Nelms Institute Students Showcase IoT Research Demos at the Malachowsky Hall Ribbon Cutting Event

On November 3, 2023, the University of Florida held a ribbon cutting ceremony to celebrate the opening of the Malachowsky Hall for Data Science & Information Technology. Malachowsky Hall will serve as a multidisciplinary space for medicine, pharmacy and engineering, and will further support UF’s work to integrate AI across the curriculum. As the new headquarters of the Warren B. Nelms Institute for the Connected World, institute students were invited to demonstrate their research projects at the event for university leaders, alumni, and esteemed guests.

Six exciting Internet of Things (IoT) projects from the Warren B. Nelms Institute for the Connected World were showcased by undergraduate and graduate students in the institute. Read more about the projects below. 
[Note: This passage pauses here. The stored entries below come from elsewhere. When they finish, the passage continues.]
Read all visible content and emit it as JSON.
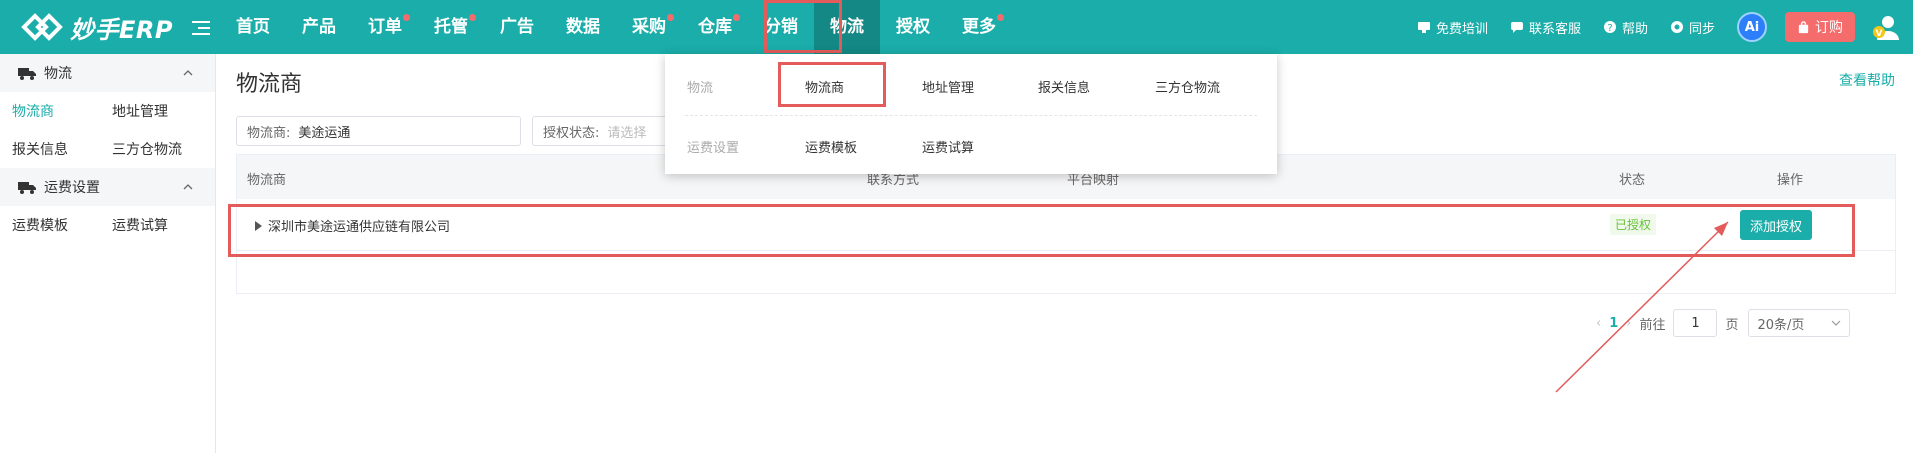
{
  "app": {
    "logo_text": "妙手ERP"
  },
  "nav": {
    "items": [
      {
        "label": "首页",
        "dot": false
      },
      {
        "label": "产品",
        "dot": false
      },
      {
        "label": "订单",
        "dot": true
      },
      {
        "label": "托管",
        "dot": true
      },
      {
        "label": "广告",
        "dot": false
      },
      {
        "label": "数据",
        "dot": false
      },
      {
        "label": "采购",
        "dot": true
      },
      {
        "label": "仓库",
        "dot": true
      },
      {
        "label": "分销",
        "dot": false
      },
      {
        "label": "物流",
        "dot": false,
        "active": true
      },
      {
        "label": "授权",
        "dot": false
      },
      {
        "label": "更多",
        "dot": true
      }
    ],
    "tools": [
      {
        "label": "免费培训",
        "icon": "training-icon"
      },
      {
        "label": "联系客服",
        "icon": "chat-icon"
      },
      {
        "label": "帮助",
        "icon": "question-icon"
      },
      {
        "label": "同步",
        "icon": "sync-icon"
      }
    ],
    "ai_label": "Ai",
    "order_button": "订购"
  },
  "dropdown": {
    "row1": {
      "category": "物流",
      "items": [
        "物流商",
        "地址管理",
        "报关信息",
        "三方仓物流"
      ]
    },
    "row2": {
      "category": "运费设置",
      "items": [
        "运费模板",
        "运费试算"
      ]
    }
  },
  "sidebar": {
    "group1": {
      "label": "物流",
      "links": [
        "物流商",
        "地址管理",
        "报关信息",
        "三方仓物流"
      ]
    },
    "group2": {
      "label": "运费设置",
      "links": [
        "运费模板",
        "运费试算"
      ]
    }
  },
  "main": {
    "title": "物流商",
    "help": "查看帮助",
    "filter_carrier": {
      "label": "物流商:",
      "value": "美途运通"
    },
    "filter_status": {
      "label": "授权状态:",
      "placeholder": "请选择"
    },
    "table": {
      "headers": [
        "物流商",
        "联系方式",
        "平台映射",
        "状态",
        "操作"
      ],
      "rows": [
        {
          "name": "深圳市美途运通供应链有限公司",
          "status": "已授权",
          "action": "添加授权"
        }
      ]
    },
    "pager": {
      "current_page": "1",
      "goto_label": "前往",
      "goto_value": "1",
      "page_suffix": "页",
      "page_size": "20条/页"
    }
  },
  "colors": {
    "brand": "#1aada9",
    "accent_red": "#e35b5b",
    "order": "#f56c6c",
    "success": "#67c23a"
  }
}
Non-invasive Authentication of Mail Packaging Using Nuclear Quadrupole Resonance Spectroscopy

Presented By: Kelsey Horace-Herron

NQR is a highly sensitive authentication device that utilizes Nuclear Quadrupole Resonance (NQR) technology to detect illegal substances. It is a portable benchtop form factor device that is designed for professional personnel such as postal service, federal and state law enforcement agencies, mail order pharmacies, and analytical laboratories. iNQR is a patented instrument that replaces the commercial spectrometer with a low-cost and miniaturized custom NQR spectrometer.











Demonstration on Selectivity in Human Body Communication for IoT and IoB Applications

Presented By: Ovishake Sen, Anyu Jiang

We demonstrate the selectivity of human body communication (HBC) as a low-power communication modality for Internet of Things (IoT) and Internet of Bodies (IoB) applications. The advantages of HBC over traditional communication techniques (such as Bluetooth) are:

  • The Human Body Channel has lower loss due to the conductive properties of the body, which results in less power consumption (~100X better)
  • HBC ensures better security and selectivity as compared to Bluetooth (~30X better)
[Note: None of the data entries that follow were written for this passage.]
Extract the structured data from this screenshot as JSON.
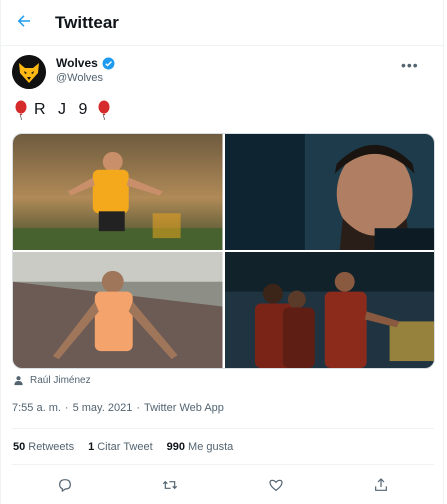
{
  "header": {
    "title": "Twittear"
  },
  "tweet": {
    "author_name": "Wolves",
    "author_handle": "@Wolves",
    "text_letters": "R J 9",
    "tagged_user": "Raúl Jiménez",
    "time": "7:55 a. m.",
    "separator": "·",
    "date": "5 may. 2021",
    "source": "Twitter Web App"
  },
  "stats": {
    "retweets_count": "50",
    "retweets_label": "Retweets",
    "quotes_count": "1",
    "quotes_label": "Citar Tweet",
    "likes_count": "990",
    "likes_label": "Me gusta"
  },
  "colors": {
    "accent": "#1d9bf0",
    "wolves_gold": "#fdb913",
    "wolves_black": "#231f20"
  },
  "icons": [
    "back-arrow-icon",
    "verified-icon",
    "more-icon",
    "balloon-icon",
    "person-tag-icon",
    "reply-icon",
    "retweet-icon",
    "like-icon",
    "share-icon"
  ]
}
Puppet System – Improving Children’s Story Writing Through Digital Enactment

Presented By: Nanjie (Jimmy) Rao

The Puppet System alleviates the complexity of story writing for children by separating the creative expression of ideas from the linguistic technicalities, utilizing digital enactment as a solution.
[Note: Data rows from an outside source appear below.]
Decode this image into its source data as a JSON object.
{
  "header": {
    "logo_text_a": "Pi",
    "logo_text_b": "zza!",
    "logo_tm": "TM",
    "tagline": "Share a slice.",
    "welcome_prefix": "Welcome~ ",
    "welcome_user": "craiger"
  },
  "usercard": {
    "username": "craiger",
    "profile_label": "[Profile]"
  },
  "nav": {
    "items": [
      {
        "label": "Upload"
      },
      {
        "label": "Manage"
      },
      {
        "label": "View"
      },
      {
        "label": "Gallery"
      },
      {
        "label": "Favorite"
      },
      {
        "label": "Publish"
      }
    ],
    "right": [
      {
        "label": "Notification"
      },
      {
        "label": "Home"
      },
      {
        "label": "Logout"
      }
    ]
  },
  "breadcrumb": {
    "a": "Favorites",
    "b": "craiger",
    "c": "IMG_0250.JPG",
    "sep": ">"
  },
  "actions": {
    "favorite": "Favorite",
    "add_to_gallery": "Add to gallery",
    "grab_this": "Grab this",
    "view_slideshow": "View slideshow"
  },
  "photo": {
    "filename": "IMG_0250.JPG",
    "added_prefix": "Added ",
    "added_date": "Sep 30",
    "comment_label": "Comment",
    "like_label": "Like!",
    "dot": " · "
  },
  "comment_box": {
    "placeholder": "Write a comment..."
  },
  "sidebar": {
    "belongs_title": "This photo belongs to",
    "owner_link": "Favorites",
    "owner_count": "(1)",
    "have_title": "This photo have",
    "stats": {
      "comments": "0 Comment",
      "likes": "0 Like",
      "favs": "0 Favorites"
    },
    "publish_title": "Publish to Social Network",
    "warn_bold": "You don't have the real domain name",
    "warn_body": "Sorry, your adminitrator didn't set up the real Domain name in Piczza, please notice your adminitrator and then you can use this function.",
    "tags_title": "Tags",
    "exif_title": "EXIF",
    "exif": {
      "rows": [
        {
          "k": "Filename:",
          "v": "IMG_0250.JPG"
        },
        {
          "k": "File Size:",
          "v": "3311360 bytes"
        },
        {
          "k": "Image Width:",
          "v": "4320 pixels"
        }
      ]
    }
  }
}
Initially employing full body motion tracking with Real-time cartoon output for Digital Enactment, aiding in the creation of richer written stories. The Puppet System’s hybrid tracking, integrating vision and sensor technology, is more portable and easier to setup compared to the previous full body motion capture system.



SAFER – Smart Adjustable Feet Activity tRacking system

Presented By: Reiner Dizon-Paradis

SAFER is a Smart Adjustable FEet activity tRacking system. It allows patients and health care providers to monitor the amount of pressure being placed on certain areas of the foot. The monitoring system would be in the sole that can be inserted on a shoe with Force sensors.

Force sensing PCB has a long arm that holds the force sensor which sits on top of the insole, while the remaining part of the circuit sit along the side walls of the sole. The power unit and central processor is made of FR-4 material but can sit on the ankle with adhesive.

AI & Hardware Adventure Board (AHA Board)

Presented By: Mary Slowik, Devin Thompson, Jellane Fauni, Jack Rainville, Andrea Ramirez Salgado, Rohan Reddy Kalavakonda
This demo shows two AI based applications running on the AI & Hardware Adventure (AHA) Board. We will be using the AHA Board to detect movement patterns using a machine learning model running locally on the AHA Board. Another application that is included in the demo involves using the AHA Board to control devices by linking it with Voice Assistants such as Google Assistant, Siri, Alexa etc.

Jack Rainville demonstrates the AHA Board to Dr. Sachio Semmoto.












FoveaCam: Fast Foveating Cameras

Presented By: Brevin Tilmon and Yuxuan Zhang

FoveaCam uses computer vision and high-speed optics to turn an off the shelf camera into multiple foveating cameras, enabling extremely high-resolution video-rate imaging of multiple regions of interest at once.

FoveaCam overcomes conventional optics constraints in cameras that typically sacrifice field of view for resolution.